Donnerstag 13 Januar 2011

Unternehmen gehen im sozialen Netz zu wenig auf die Bedürfnisse ihrer Kunden ein. Drei Viertel der Nutzer sind enttäuscht über die mangelnde Dialogorientierung und den geringen Service von Unternehmen bei Facebook und Twitter. 83 Prozent empfinden die Unternehmensaktivitäten sogar als Werbung.

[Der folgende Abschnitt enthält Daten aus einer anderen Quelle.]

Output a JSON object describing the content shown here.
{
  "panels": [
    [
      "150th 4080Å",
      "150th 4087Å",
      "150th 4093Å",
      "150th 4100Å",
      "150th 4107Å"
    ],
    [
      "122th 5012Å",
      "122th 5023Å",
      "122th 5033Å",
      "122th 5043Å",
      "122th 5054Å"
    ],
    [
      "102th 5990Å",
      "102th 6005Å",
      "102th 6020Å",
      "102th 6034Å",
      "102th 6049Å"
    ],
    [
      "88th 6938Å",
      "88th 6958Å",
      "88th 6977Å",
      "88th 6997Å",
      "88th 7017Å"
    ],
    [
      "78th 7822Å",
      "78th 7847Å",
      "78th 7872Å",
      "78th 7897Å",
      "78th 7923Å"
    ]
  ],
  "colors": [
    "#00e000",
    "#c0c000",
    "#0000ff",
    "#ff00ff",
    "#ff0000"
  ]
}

Zu diesem Ergebnis kommt eine Studie des Brand Science Institute, in der mehr als 1.000 Internetnutzer zu ihren Erfahrungen befragt wurden. Positiv ist, dass bereits mehr als die Hälfte (58 Prozent) die neuen Kommunikationskanäle für Fragen, Beschwerden oder Anregungen nutzen. Fast zwei Drittel von ihnen (61 Prozent) waren jedoch unzufrieden, da die Unternehmen nicht auf ihre Belange eingegangen seien. 47 Prozent erhielten unzureichende Antworten. In vielen Fällen wurde auf klassische Serviceabteilungen verwiesen.


Quelle: Konstantin Gastmann/pixelio.de
Kommunikation bei Twitter und Facebook sollte professionell moderiert und begleitet werden. Dafür ist qualifiziertes Personal mit entsprechenden Entscheidungsspielräumen Voraussetzung

Die Erwartungen der Nutzer an die Echtzeitkommunikation sei jedoch nicht so hoch, wie oft von Experten vermutet. Lediglich jeder Fünfte (18 Prozent) erwartet eine Real-Time-Betreuung zwischen 7 und 23 Uhr. 44 Prozent möchten innerhalb von drei Stunden eine Antwort auf ihre Frage, 13 Prozent reicht eine Rückmeldung nach mehr als fünf Stunden.